According to the law project, states hardest hit by the Monday cutoff could be California, where an estimated 201,274 people could lose jobless benefits, and Florida, where the total is an estimated 105,016. Other potential state totals: Georgia, 48,284; Texas, 82,850; and Illinois, 65,431.
A spokesman for Senate Republican Leader Mitch McConnell, Kentucky's senior senator, issued a statement Monday expressing disappointment that unemployment benefits had been allowed to lapse.
"Senator McConnell supports extending unemployment benefits and is disappointed they have expired," said Robert Steurer, a McConnell spokesman. "He believes this should have been addressed weeks ago when there was a bipartisan agreement to do so. However, he hopes this issue is resolved quickly so that Kentuckians who are out of work will have their benefits restored soon."
Other Republicans took Bunning to task.
"It's hard to argue with a senator who wants to become fiscally responsible ..." said Sen. Lindsey Graham, R-S.C. "However, when it comes to unemployment benefits, I don't think it's fair to punish people who've already lost their jobs. You have to be realistic sometimes. The money is running out."
Sen. Jon Kyl, the Senate's No. 2 Republican, promised Sunday that Congress will pass legislation to fund the jobless benefits, highway and transit projects and other government programs.
However, the Senate is not expected to act until Tuesday at the earliest.
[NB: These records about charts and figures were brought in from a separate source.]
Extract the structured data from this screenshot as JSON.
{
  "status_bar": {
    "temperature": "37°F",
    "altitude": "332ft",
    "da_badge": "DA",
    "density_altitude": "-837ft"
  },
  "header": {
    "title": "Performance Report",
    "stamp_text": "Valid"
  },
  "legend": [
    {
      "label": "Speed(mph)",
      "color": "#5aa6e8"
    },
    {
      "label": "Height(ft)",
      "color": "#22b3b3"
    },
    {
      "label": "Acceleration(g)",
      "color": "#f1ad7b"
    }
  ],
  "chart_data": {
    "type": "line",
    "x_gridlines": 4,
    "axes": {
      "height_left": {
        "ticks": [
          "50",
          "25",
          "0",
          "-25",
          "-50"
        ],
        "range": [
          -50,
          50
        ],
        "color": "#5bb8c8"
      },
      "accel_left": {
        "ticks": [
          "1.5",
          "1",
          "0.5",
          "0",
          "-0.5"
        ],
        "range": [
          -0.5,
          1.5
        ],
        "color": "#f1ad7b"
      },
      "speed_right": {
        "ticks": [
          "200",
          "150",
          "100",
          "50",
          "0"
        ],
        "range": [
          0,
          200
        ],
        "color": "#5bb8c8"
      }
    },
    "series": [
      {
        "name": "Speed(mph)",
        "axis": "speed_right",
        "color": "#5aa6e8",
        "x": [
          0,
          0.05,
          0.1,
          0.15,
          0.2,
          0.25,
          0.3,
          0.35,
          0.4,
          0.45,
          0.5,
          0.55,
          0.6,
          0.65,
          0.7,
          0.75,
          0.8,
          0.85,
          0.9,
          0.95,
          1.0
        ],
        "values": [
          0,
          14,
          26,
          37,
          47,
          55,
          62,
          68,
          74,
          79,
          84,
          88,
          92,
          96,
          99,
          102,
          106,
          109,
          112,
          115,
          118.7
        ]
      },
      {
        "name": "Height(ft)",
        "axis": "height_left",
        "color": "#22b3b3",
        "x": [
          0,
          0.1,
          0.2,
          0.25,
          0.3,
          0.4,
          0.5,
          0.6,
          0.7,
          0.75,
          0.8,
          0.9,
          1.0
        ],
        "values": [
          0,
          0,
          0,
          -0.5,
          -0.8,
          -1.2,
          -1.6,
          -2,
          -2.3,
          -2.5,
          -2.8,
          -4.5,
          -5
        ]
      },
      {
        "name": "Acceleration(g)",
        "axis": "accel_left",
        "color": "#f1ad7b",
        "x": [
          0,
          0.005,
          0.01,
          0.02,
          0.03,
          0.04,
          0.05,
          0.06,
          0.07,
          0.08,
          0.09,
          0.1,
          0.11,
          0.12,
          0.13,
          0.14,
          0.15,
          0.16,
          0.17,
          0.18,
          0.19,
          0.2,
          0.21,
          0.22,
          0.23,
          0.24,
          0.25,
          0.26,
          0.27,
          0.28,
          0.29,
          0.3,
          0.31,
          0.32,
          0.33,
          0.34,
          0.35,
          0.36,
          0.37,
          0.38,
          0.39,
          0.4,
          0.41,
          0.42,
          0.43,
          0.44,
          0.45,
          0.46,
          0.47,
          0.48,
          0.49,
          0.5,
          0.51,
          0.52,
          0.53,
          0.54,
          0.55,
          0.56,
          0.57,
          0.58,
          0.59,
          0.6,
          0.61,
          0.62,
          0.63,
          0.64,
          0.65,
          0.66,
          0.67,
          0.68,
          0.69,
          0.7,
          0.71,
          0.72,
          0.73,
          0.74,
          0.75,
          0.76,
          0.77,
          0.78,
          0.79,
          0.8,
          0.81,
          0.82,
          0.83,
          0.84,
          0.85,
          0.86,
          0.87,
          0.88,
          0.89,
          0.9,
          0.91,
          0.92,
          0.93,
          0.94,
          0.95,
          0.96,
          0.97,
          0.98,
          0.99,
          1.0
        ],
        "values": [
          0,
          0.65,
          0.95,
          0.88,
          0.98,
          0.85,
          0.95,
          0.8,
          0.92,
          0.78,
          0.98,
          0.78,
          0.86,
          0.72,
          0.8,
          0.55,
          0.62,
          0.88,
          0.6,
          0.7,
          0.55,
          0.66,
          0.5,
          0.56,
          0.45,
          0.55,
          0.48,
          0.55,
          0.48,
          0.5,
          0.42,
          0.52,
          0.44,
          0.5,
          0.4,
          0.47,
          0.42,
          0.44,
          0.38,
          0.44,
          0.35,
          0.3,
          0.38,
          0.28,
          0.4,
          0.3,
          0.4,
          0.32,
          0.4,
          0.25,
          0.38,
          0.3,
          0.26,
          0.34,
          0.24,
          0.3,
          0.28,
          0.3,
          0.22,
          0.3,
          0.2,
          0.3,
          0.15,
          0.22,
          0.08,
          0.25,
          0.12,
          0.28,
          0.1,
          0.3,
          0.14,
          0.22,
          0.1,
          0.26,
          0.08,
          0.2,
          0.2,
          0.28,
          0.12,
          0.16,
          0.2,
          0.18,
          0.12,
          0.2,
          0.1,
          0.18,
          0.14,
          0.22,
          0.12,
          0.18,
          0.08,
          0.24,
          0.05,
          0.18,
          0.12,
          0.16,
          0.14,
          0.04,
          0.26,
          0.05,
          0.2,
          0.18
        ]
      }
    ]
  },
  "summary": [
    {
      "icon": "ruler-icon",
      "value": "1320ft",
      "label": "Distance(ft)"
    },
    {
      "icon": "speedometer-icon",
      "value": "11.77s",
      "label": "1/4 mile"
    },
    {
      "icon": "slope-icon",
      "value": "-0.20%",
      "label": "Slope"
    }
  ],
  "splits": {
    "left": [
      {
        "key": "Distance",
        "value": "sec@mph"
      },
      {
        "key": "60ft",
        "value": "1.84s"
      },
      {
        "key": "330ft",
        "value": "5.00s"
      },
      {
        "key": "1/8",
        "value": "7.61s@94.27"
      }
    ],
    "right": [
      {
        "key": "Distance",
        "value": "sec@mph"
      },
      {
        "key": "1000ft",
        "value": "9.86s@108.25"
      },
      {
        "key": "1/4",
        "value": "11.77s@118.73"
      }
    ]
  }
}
And when it does reconvene, it plans to consider a longer-term extension.
The bill, which also could include tax breaks that expired at the end of last year, is expected to attract several amendments that could slow it down, and although Republican leaders say the measure will pass eventually, approval is likely to be delayed until the end of the week. Once the Senate passes the measure, it needs the consent of the House of Representatives.
Kyl, though, told Fox News Sunday, flatly, "it will pass."
The Arizona senator also sympathized with Bunning. Recently, Congress adopted "pay as you go" rules requiring that in many cases, new programs must be paid for. So why, Bunning asked, if these extensions are so popular, can't Congress find the money to fund them?
"Congress just passed the so-called pay-go legislation, which is supposed to require that we find offsets or other savings if we're going to spend money," Kyl said. "And what's the first thing we do? We exempt this bill from it."
Bunning remained steadfast in the face of withering criticism Monday.
Democrats seized the opportunity to pounce on Bunning and his party for "obstructionist politics."
Kentucky Lt. Gov. Daniel Mongiardo, a Democratic candidate for Bunning's seat, plans to hold a protest rally at 3 p.m. Tuesday outside Bunning's Lexington office at 771 Corporate Drive. And Kentucky Republican Rand Paul's campaign for the U.S. Senate plans to hold a rally to support Bunning at the same time and place.